Healthcare workers walk off the job at St. Francis Medical Center

LYNWOOD, Calif. – Nurses as well as healthcare workers walked off the job at St. Francis Medical Center in Lynwood. The five-day strike began Monday and last until Friday, Oct. 13.

Representatives from the United Nurses Association of California/Union of Health Care Professionals say staffing shortages, decrease in pay, and a lack of resources caused employees of the hospital to walk out of the job and line the streets with picket signs.

“Today, we’re here because we’re trying to negotiate a fair contract with Prime Healthcare. We want a contract that will protect the nurses, for the patient’s safety, and give us the resources that we need, especially since we’ve been so short-staffed,” said Maria Nunez.

Nunez has been a nurse for 22 years. She has been working at St. Francis Medical Center for that amount of time. Nunez said the lack of resources is heavily impacting the community around the hospital.

“We’re a big and robust hospital,” Nunez said. “We serve trauma. We provide trauma services, stroke, and all these resources…our community is of low-income and you know, all of the services that we have are very essential for them. A lot of our patients here don’t have insurance and they’re low-income. So they use this facility to, you know, they seek further healthcare and their healthcare needs. Prime (Healthcare) has wanted to cut all of these services. That alone will impact our community.”

Scott Byington, a longtime employee at the medical facility, had some harsh words for Prime Healthcare.

“This a trauma center, Byington said. “When these people walk out, they’re walking out for a reason. Many of them have worked here…I’ve been here since 1995. I’m dedicated to this facility. The company could care less about the employees and patients. The company bought the hospital to make money.”

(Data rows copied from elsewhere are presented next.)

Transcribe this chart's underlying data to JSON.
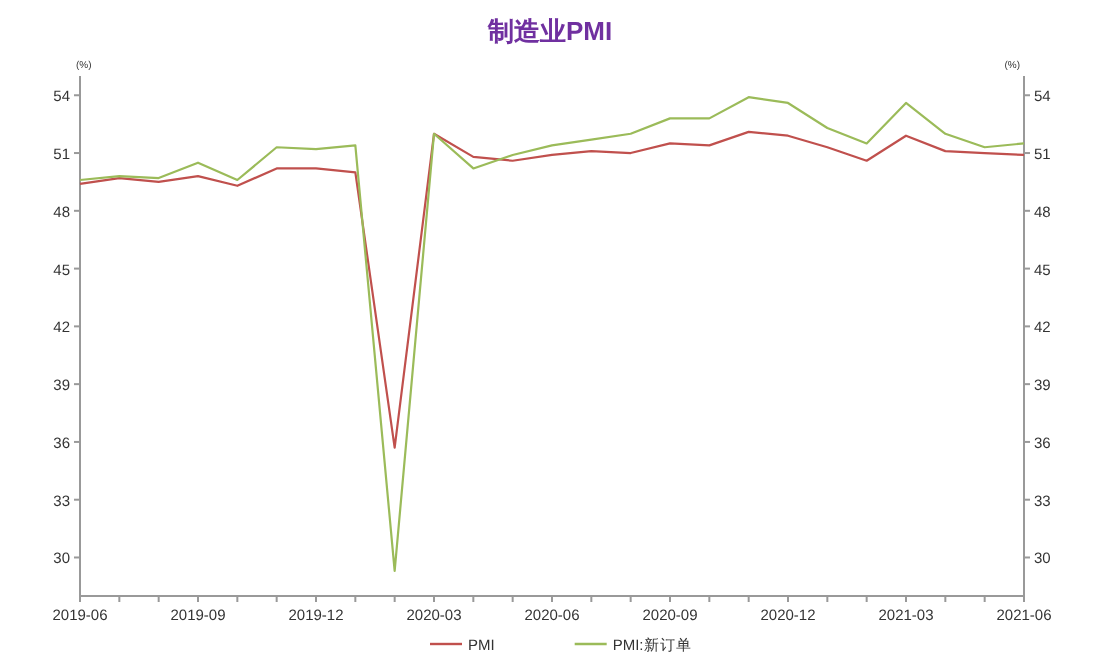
{
  "chart_data": {
    "type": "line",
    "title": "制造业PMI",
    "ylabel": "(%)",
    "y2label": "(%)",
    "x": [
      "2019-06",
      "2019-07",
      "2019-08",
      "2019-09",
      "2019-10",
      "2019-11",
      "2019-12",
      "2020-01",
      "2020-02",
      "2020-03",
      "2020-04",
      "2020-05",
      "2020-06",
      "2020-07",
      "2020-08",
      "2020-09",
      "2020-10",
      "2020-11",
      "2020-12",
      "2021-01",
      "2021-02",
      "2021-03",
      "2021-04",
      "2021-05",
      "2021-06"
    ],
    "series": [
      {
        "name": "PMI",
        "color": "#c0504d",
        "values": [
          49.4,
          49.7,
          49.5,
          49.8,
          49.3,
          50.2,
          50.2,
          50.0,
          35.7,
          52.0,
          50.8,
          50.6,
          50.9,
          51.1,
          51.0,
          51.5,
          51.4,
          52.1,
          51.9,
          51.3,
          50.6,
          51.9,
          51.1,
          51.0,
          50.9
        ]
      },
      {
        "name": "PMI:新订单",
        "color": "#9bbb59",
        "values": [
          49.6,
          49.8,
          49.7,
          50.5,
          49.6,
          51.3,
          51.2,
          51.4,
          29.3,
          52.0,
          50.2,
          50.9,
          51.4,
          51.7,
          52.0,
          52.8,
          52.8,
          53.9,
          53.6,
          52.3,
          51.5,
          53.6,
          52.0,
          51.3,
          51.5
        ]
      }
    ],
    "xlim": [
      "2019-06",
      "2021-06"
    ],
    "xticks": [
      "2019-06",
      "2019-09",
      "2019-12",
      "2020-03",
      "2020-06",
      "2020-09",
      "2020-12",
      "2021-03",
      "2021-06"
    ],
    "ylim": [
      28,
      55
    ],
    "yticks": [
      30,
      33,
      36,
      39,
      42,
      45,
      48,
      51,
      54
    ],
    "y2lim": [
      28,
      55
    ],
    "y2ticks": [
      30,
      33,
      36,
      39,
      42,
      45,
      48,
      51,
      54
    ],
    "grid": false,
    "legend": "bottom",
    "line_style": "solid"
  }
}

Byington added that Prime Healthcare has no vested interest in the hospital or the community except to make a profit.

“They disenfranchise the community. They disenfranchise the employees. It’s really sad. We go in there and see this as a caregiver. I’ve worked here, like I said, since 1995. When this company came here three years ago, everything changed. They got rid of 20 percent of the staff that was experienced. They really got rid of them because they would have had to pay them. They gave everyone a 12 percent decrease in pay and put everyone on a three-year wage freeze.”